Перезагрузка - Ноусиайнен Миика. Страница 4
Я запихиваю пропотевшую в жаркий летний день одежду, в которой мы были на похоронах, в стиральную машину. Моя младшая дочка Хелми расставляет фигурки животных.
– Папа! Смотри, смотри!
Изображаю интерес. Затем опять перевожу взгляд на панель управления стиральной машины. Приходится снова собираться с мыслями. Честно говоря, детские игры мне не очень интересны. А чьи тогда интересны? Жизнь – это социальная игра, и человек на игровой доске – фигура, изображающая интерес.
Если так, то меня не удивляет нежелание моего отца со мной играть. Таков был дух времени – отцы сидели в кресле, курили сигару и читали журнал. Если в каких-то исключительных случаях папа принимал участие в игре, он обязательно включал в нее какой-то месседж из реальной экономики.

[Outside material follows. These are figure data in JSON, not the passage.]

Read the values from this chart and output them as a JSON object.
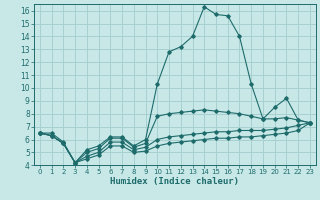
{
  "xlabel": "Humidex (Indice chaleur)",
  "bg_color": "#c8e8e8",
  "line_color": "#1e6b6b",
  "grid_color": "#a8d0d0",
  "xlim": [
    -0.5,
    23.5
  ],
  "ylim": [
    4,
    16.5
  ],
  "xticks": [
    0,
    1,
    2,
    3,
    4,
    5,
    6,
    7,
    8,
    9,
    10,
    11,
    12,
    13,
    14,
    15,
    16,
    17,
    18,
    19,
    20,
    21,
    22,
    23
  ],
  "yticks": [
    4,
    5,
    6,
    7,
    8,
    9,
    10,
    11,
    12,
    13,
    14,
    15,
    16
  ],
  "series": [
    {
      "x": [
        0,
        1,
        2,
        3,
        4,
        5,
        6,
        7,
        8,
        9,
        10,
        11,
        12,
        13,
        14,
        15,
        16,
        17,
        18,
        19,
        20,
        21,
        22,
        23
      ],
      "y": [
        6.5,
        6.5,
        5.8,
        4.2,
        5.2,
        5.5,
        6.2,
        6.2,
        5.5,
        6.0,
        10.3,
        12.8,
        13.2,
        14.0,
        16.3,
        15.7,
        15.6,
        14.0,
        10.3,
        7.6,
        8.5,
        9.2,
        7.5,
        7.3
      ]
    },
    {
      "x": [
        0,
        1,
        2,
        3,
        4,
        5,
        6,
        7,
        8,
        9,
        10,
        11,
        12,
        13,
        14,
        15,
        16,
        17,
        18,
        19,
        20,
        21,
        22,
        23
      ],
      "y": [
        6.5,
        6.3,
        5.7,
        4.2,
        5.0,
        5.3,
        6.1,
        6.1,
        5.4,
        5.7,
        7.8,
        8.0,
        8.1,
        8.2,
        8.3,
        8.2,
        8.1,
        8.0,
        7.8,
        7.6,
        7.6,
        7.7,
        7.5,
        7.3
      ]
    },
    {
      "x": [
        0,
        1,
        2,
        3,
        4,
        5,
        6,
        7,
        8,
        9,
        10,
        11,
        12,
        13,
        14,
        15,
        16,
        17,
        18,
        19,
        20,
        21,
        22,
        23
      ],
      "y": [
        6.5,
        6.3,
        5.7,
        4.2,
        4.7,
        5.0,
        5.8,
        5.8,
        5.2,
        5.4,
        6.0,
        6.2,
        6.3,
        6.4,
        6.5,
        6.6,
        6.6,
        6.7,
        6.7,
        6.7,
        6.8,
        6.9,
        7.1,
        7.3
      ]
    },
    {
      "x": [
        0,
        1,
        2,
        3,
        4,
        5,
        6,
        7,
        8,
        9,
        10,
        11,
        12,
        13,
        14,
        15,
        16,
        17,
        18,
        19,
        20,
        21,
        22,
        23
      ],
      "y": [
        6.5,
        6.3,
        5.7,
        4.2,
        4.5,
        4.8,
        5.5,
        5.5,
        5.0,
        5.1,
        5.5,
        5.7,
        5.8,
        5.9,
        6.0,
        6.1,
        6.1,
        6.2,
        6.2,
        6.3,
        6.4,
        6.5,
        6.7,
        7.3
      ]
    }
  ]
}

Моими любимыми песнями были «У Майи была овечка» и «У деда в Пийппола был дом». Мы иногда пели их с папой. До тех пор пока он не задался вопросами: «И куда же подевалась Майина овечка?» и «Что случилось с дедушкиным домом?»
Отец предполагал, что ферма в Пийппола обанкротилась, потому что там было много разных животных. Дед разводил коров, куриц, лошадей, овец и прочую живность. Папа считал залогом выживания сельскохозяйственных предприятий узкую специализацию.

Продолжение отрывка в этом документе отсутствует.